# Student part-time job- friday/ saturday day or night



## MarySmyth (29 Dec 2008)

Any ideas where a student looking for 1/ 2 nights/ days work at weekend should look- no adverts in windows anymore! so not sure where to tell them to start looking. They live in west city and can work in liffey valley area or city.


----------



## Sherman (29 Dec 2008)

Any jobs I got as a student were from dropping CVs in to places rather than just applying to those actively looking for part-time workers.  Time to wear out the old shoe leather!


----------



## gianni (29 Dec 2008)

MarySmyth said:


> Any ideas where a student looking for 1/ 2 nights/ days work at weekend should look- no adverts in windows anymore! so not sure where to tell them to start looking. They live in west city and can work in liffey valley area or city.




I'd look for call centre jobs - very flexible hours, mind-numbingly boring but no real effort to do - ideal for students. I did it myself for many years!

Try here:


----------



## Sue Ellen (29 Dec 2008)

Getting harder and harder to get.

These sites might help:


www.dole.ie
www.gumtree.ie
www.nixers.com
www.fas.ie
www.monster.ie
www.irishjobs.ie


----------



## Flax (30 Dec 2008)

Try http://www.studentjobs.ie ?


----------



## Smashbox (31 Dec 2008)

Try the cinema in Liffey Valley


----------



## FutureProof (5 Jan 2009)

bars are probably the most realistic as turnover is quite high


----------



## MarySmyth (5 Jan 2009)

Thanks to everyone for comments and feedback.

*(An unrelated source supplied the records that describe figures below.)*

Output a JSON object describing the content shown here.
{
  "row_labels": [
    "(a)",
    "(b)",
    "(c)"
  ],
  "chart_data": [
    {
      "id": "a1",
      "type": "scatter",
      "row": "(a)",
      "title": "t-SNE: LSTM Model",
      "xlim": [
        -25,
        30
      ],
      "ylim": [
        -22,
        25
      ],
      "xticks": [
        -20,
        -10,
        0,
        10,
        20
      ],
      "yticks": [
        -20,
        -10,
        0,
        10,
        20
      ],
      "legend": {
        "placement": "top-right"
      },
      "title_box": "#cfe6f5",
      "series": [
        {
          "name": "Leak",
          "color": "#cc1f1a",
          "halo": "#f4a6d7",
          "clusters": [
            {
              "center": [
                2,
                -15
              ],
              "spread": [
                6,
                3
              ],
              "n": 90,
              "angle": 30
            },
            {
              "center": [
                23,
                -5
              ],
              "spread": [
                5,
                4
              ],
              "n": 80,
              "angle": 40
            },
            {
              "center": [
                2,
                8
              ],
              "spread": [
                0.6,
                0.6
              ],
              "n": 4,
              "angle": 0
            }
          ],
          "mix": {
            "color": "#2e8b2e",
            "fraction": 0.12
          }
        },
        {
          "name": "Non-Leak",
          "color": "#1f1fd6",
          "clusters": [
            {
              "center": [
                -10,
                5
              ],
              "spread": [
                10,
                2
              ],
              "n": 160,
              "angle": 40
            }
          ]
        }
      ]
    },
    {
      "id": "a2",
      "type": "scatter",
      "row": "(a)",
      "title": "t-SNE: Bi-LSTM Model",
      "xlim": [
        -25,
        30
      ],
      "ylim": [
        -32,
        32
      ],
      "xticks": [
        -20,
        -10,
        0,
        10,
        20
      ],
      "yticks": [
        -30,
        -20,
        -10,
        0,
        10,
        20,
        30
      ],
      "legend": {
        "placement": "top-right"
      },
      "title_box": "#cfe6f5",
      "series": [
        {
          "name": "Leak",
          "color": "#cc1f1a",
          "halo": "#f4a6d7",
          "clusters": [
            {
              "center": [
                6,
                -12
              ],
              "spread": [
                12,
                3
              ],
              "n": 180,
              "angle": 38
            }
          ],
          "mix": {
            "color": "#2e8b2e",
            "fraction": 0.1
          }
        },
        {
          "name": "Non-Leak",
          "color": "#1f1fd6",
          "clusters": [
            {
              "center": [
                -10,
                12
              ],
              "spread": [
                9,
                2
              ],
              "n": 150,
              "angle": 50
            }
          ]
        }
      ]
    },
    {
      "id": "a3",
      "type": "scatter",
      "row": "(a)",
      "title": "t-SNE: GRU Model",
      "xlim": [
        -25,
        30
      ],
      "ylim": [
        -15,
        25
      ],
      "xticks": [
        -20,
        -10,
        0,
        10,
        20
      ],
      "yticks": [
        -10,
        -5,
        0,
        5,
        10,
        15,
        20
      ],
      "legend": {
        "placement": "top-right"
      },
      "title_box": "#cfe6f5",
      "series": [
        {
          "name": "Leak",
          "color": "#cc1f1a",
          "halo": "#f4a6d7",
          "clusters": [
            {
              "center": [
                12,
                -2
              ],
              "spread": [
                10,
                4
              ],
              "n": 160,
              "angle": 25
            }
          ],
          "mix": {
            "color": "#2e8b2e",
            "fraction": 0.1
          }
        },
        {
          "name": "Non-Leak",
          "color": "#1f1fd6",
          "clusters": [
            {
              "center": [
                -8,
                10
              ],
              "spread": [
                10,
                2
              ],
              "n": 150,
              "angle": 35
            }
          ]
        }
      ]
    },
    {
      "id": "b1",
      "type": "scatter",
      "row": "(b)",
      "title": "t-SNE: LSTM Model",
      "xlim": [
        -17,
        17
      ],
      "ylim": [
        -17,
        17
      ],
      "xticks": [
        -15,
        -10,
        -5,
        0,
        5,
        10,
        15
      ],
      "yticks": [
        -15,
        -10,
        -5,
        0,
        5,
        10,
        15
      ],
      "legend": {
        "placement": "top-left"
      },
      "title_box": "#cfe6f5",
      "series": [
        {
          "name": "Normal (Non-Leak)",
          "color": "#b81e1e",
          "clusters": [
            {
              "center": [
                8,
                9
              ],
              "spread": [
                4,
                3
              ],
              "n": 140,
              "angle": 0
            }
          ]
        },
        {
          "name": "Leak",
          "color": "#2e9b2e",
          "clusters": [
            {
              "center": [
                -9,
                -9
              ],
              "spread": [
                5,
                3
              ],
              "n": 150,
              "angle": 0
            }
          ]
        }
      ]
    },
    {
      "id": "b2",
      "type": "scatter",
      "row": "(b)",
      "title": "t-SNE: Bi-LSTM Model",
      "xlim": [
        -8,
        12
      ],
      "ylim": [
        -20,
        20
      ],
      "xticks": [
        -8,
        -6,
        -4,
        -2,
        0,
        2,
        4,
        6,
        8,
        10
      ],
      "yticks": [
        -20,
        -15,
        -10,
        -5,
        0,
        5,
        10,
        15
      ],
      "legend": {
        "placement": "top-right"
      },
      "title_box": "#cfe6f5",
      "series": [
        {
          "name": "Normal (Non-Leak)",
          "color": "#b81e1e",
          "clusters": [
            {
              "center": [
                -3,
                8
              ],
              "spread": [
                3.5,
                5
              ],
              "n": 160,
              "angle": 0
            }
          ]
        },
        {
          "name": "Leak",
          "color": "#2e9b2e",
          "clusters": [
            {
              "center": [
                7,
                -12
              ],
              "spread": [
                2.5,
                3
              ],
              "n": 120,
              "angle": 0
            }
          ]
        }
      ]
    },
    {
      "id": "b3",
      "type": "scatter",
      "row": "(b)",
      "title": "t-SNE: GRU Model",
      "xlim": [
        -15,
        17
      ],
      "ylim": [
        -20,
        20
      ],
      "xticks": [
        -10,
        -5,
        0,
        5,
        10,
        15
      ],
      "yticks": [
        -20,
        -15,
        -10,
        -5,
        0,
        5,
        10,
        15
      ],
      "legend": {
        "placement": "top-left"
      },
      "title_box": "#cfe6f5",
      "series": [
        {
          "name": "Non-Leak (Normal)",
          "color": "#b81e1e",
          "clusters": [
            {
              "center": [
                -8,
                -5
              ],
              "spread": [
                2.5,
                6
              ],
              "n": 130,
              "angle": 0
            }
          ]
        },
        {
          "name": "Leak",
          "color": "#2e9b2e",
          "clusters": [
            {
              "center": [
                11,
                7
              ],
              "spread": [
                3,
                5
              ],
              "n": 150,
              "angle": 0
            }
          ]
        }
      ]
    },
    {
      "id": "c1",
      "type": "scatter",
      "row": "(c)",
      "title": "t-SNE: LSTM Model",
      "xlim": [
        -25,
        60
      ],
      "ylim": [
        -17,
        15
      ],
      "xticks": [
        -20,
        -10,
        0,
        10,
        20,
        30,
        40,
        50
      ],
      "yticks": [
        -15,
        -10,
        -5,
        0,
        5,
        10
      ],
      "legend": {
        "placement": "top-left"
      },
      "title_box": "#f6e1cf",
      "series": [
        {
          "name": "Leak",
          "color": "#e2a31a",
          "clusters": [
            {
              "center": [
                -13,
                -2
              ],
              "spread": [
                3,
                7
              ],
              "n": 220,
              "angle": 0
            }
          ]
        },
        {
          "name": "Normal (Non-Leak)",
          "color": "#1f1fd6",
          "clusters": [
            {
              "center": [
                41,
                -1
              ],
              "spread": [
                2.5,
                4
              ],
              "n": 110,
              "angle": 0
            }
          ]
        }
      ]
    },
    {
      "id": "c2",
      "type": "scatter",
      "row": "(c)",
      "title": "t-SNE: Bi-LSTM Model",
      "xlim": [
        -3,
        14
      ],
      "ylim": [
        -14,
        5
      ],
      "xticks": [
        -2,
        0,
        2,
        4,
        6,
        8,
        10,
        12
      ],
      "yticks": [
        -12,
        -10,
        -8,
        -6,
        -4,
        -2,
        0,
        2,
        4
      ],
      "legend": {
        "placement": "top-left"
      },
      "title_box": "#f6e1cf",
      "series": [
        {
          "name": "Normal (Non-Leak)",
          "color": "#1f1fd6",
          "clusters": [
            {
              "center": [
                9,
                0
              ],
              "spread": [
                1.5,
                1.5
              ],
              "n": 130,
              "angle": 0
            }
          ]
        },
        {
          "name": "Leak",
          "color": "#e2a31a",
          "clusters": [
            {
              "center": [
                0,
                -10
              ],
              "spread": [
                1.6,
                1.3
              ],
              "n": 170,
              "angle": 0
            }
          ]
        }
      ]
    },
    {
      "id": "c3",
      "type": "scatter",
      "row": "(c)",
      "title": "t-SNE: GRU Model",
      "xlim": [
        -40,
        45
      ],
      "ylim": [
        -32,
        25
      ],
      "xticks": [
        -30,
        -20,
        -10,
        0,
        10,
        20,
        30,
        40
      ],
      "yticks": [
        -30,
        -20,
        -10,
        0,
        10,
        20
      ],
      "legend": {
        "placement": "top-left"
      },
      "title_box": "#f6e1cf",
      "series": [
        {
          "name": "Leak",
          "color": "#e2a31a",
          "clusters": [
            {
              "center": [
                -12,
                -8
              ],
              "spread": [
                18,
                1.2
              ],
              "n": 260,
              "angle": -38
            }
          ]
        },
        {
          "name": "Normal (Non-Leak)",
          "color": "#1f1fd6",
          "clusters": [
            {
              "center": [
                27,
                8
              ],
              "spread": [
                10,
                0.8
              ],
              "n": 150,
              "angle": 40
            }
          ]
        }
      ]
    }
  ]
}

Latest update from the student job seeker- lots of retail shops won't even accept CV as they are planning on closing! (per trips to same in Liffey Valley). Is the economy that bad?


----------



## micmclo (6 Jan 2009)

Fast food place?
If you don't want to do the delivery you can take the orders behind the counter and by phone

Easy enough.......until the drunks arrive!


----------



## DeeFox (6 Jan 2009)

I used to waitress when I was a student at weekends.  The tips were very handy cash in hand.  I think the best way to approach a restaurant is to find out when the manager is on and go in at a quite time (3ish on a weekday).  I was always surprised at how many people would come in during the lunch rush or in the evening.  And also, if you have any relevant experience at all to put it near the top of the cv.


----------



## truthseeker (6 Jan 2009)

Supermarkets/department stores like Dunnes/Penneys - at the moment a lot of people in Ireland are returning to their own countries because of the economy here so there may well be minimum wage jobs coming available.


----------



## Sue Ellen (6 Jan 2009)

truthseeker said:


> Supermarkets/department stores like Dunnes/Penneys - at the moment a lot of people in Ireland are returning to their own countries because of the economy here so there may well be minimum wage jobs coming available.



Heard supervisor in Penneys, Mary St. telling someone recently that they could not take their C.V. as they won't be recruiting until at least after March.  Have also heard of a few Dunnes braches cutting the opening hours.


----------